We also welcomed new staff and faculty to key roles. In May, Louisa Matela assumed the role of Executive Assistant to the Director in the Lawson Centre and at the Department of Nutritional Sciences. Louisa brings a wealth of experience in executive and administrative support, including work at St. Michael's Hospital and The Hospital for Sick Children. Many of us already appreciate Louisa’s high degree of professionalism and very capable support, and I invite you to stop by to meet and welcome Louisa in person when you are on campus.

Beginning July 1, 2018, Professor Deborah (Debbie) O’Connor took leadership as Interim Chair, Department of Nutritional Sciences for one year. Professor O’Connor has published extensively on the nutritional requirements of pregnant and lactating women, and on strategies to support provision of human milk to vulnerable infants. She leads research funded by CIHR and NSERC, as well as The Sprott Foundation and the Lawson Centre, on early feeding strategies to improve growth and neurodevelopment of very preterm infants, and on the nutrient and microbiome composition of human milk in infant health. Professor O’Connor is co-chair of the Advisory Board for the Rogers Hixon Ontario Human Milk Bank at Mount Sinai Hospital, Chair in Vitamin Research in Human Milk and Development in the Department of Nutritional Sciences, and has held several scientific appointments at The Hospital for Sick Children in the field of child nutrition.

In sum, our collective efforts these past six months have continued to foster innovative research in basic and applied child nutrition, expand nutrition medical education, train the best talent, and inform relevant policy and clinical practices. 

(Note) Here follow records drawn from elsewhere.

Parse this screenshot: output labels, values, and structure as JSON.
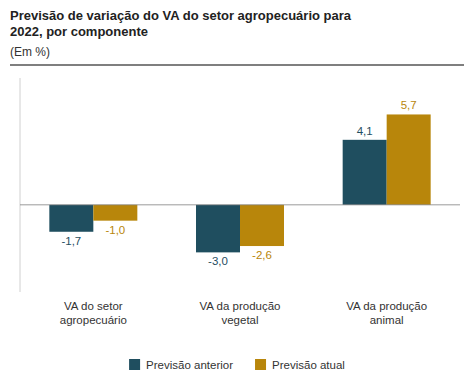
{
  "chart_data": {
    "type": "bar",
    "title": "Previsão de variação do VA do setor agropecuário para\n2022, por componente",
    "subtitle": "(Em %)",
    "categories": [
      "VA do setor\nagropecuário",
      "VA da produção\nvegetal",
      "VA da produção\nanimal"
    ],
    "series": [
      {
        "name": "Previsão anterior",
        "color": "#1f4e5f",
        "values": [
          -1.7,
          -3.0,
          4.1
        ],
        "value_labels": [
          "-1,7",
          "-3,0",
          "4,1"
        ]
      },
      {
        "name": "Previsão atual",
        "color": "#b8860b",
        "values": [
          -1.0,
          -2.6,
          5.7
        ],
        "value_labels": [
          "-1,0",
          "-2,6",
          "5,7"
        ]
      }
    ],
    "ylim": [
      -5.5,
      8.0
    ],
    "grid": false,
    "legend": "bottom",
    "data_labels": true,
    "tick_labels": "x"
  }
}
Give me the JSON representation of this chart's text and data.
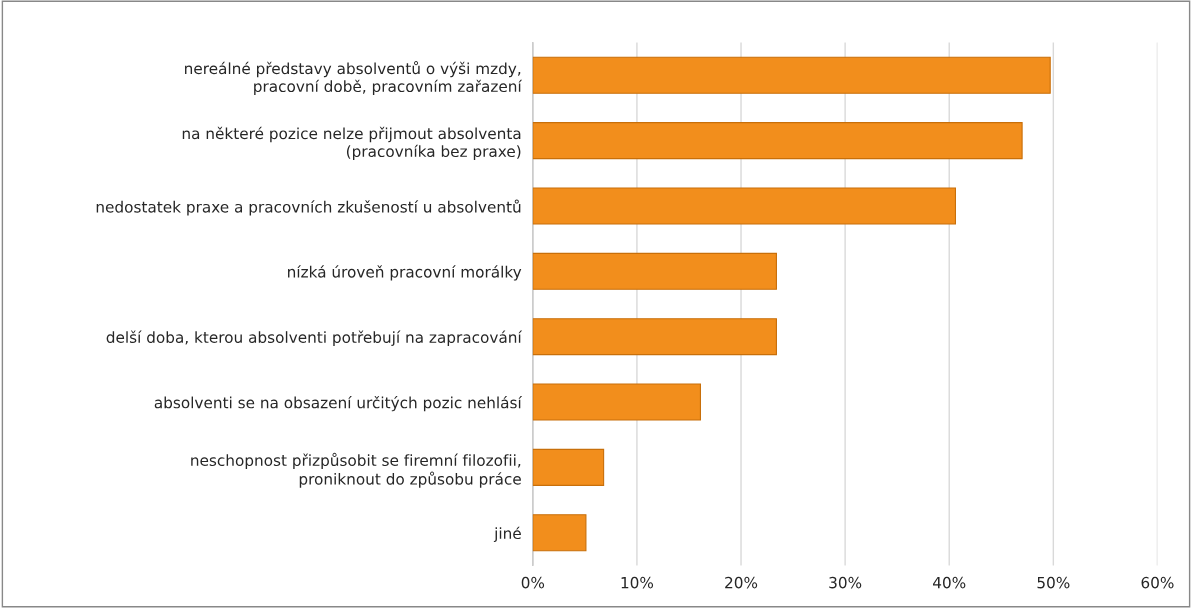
{
  "chart_data": {
    "type": "bar",
    "orientation": "horizontal",
    "categories": [
      "nereálné představy absolventů o výši mzdy,\npracovní době, pracovním zařazení",
      "na některé pozice nelze přijmout absolventa\n(pracovníka bez praxe)",
      "nedostatek praxe a pracovních zkušeností u absolventů",
      "nízká úroveň pracovní morálky",
      "delší doba, kterou absolventi potřebují na zapracování",
      "absolventi se na obsazení určitých pozic nehlásí",
      "neschopnost přizpůsobit se firemní filozofii,\nproniknout do způsobu práce",
      "jiné"
    ],
    "values": [
      49.7,
      47.0,
      40.6,
      23.4,
      23.4,
      16.1,
      6.8,
      5.1
    ],
    "color": "#f28e1c",
    "xlim": [
      0,
      60
    ],
    "xticks": [
      {
        "value": 0,
        "label": "0%"
      },
      {
        "value": 10,
        "label": "10%"
      },
      {
        "value": 20,
        "label": "20%"
      },
      {
        "value": 30,
        "label": "30%"
      },
      {
        "value": 40,
        "label": "40%"
      },
      {
        "value": 50,
        "label": "50%"
      },
      {
        "value": 60,
        "label": "60%"
      }
    ],
    "grid": "x",
    "legend": false
  }
}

Looking ahead to the next academic year, we will be located in newly renovated office space on the fifth floor of the Medical Sciences Building alongside the Department of Nutritional Sciences — which later this month is leaving the Fitzgerald Building, home of the first School of Public Health in Canada. We will continue to develop our website, which now offers improved navigation and a new, searchable faculty directory. And we will redouble our efforts to tell the stories of the Lawson Centre’s impact on key child nutrition policy issues, innovations in patient engagement, and basic and clinical research and medical education.

I look forward to sharing updates on all these advances and more, later in the year when the snows are falling. For now, enjoy everything your summer has in store, and thank you for your support of the Lawson Centre.